Vascular Injuries to the Extremities in a Suburban Trauma Center

Diamond, Scott; Gaspard, Donald; Katz, Steven
October 2003
American Surgeon;Oct2003, Vol. 69 Issue 10, p848
Academic Journal
The purpose of this study was to examine the experience with extremity vascular injuries of a level II suburban trauma center. A retrospective chart review was undertaken to include all patients admitted in a 6-year period with vascular injuries to the extremities. The vessels injured were identified along with the mechanism of injury. The method of repair was recorded. All associated neurologic injuries were investigated. Follow-up records, when available, were reviewed. Between January 1, 1996, and November 30, 2002, 48 patients were admitted with 56 vascular injuries to the extremities.
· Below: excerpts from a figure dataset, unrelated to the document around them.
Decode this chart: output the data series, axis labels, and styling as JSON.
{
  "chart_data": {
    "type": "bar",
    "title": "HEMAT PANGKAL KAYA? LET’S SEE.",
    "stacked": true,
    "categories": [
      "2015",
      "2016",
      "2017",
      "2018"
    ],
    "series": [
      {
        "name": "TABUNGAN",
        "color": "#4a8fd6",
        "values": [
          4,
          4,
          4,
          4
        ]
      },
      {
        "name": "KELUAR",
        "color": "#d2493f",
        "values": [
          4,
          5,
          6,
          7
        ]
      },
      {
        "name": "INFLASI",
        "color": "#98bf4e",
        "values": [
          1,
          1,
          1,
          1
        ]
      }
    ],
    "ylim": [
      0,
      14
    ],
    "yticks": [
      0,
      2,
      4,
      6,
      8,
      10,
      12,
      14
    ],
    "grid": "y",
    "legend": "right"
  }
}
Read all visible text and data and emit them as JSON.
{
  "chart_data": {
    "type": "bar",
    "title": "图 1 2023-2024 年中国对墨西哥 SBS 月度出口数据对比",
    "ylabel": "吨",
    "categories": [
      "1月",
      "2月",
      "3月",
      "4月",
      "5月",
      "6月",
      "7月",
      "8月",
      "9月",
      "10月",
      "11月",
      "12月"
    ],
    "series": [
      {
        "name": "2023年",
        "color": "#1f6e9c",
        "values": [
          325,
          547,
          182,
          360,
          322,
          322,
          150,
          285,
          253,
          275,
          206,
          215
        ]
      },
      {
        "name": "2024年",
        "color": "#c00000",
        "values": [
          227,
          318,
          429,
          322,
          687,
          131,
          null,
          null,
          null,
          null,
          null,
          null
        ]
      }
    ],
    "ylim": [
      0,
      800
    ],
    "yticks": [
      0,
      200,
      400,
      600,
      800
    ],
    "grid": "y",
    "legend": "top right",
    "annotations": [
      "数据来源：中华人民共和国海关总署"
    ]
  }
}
Blunt trauma was the mechanism in 24 patients while penetrating trauma was the mechanism in the other 24 patients. The limb salvage rate was 95 per cent. Of the 28 injuries to upper extremity vessels, 24 were associated with neurologic injuries. In contrast, only 3 neurologic injuries were found in patients with lower extremity vascular injuries. In contrast to most urban centers, the distribution of vascular injuries to the extremities in a suburban setting was equally divided between blunt and penetrating injuries. The majority of functional impairment was related to neurologic injury rather than tissue ischemia from vascular injury.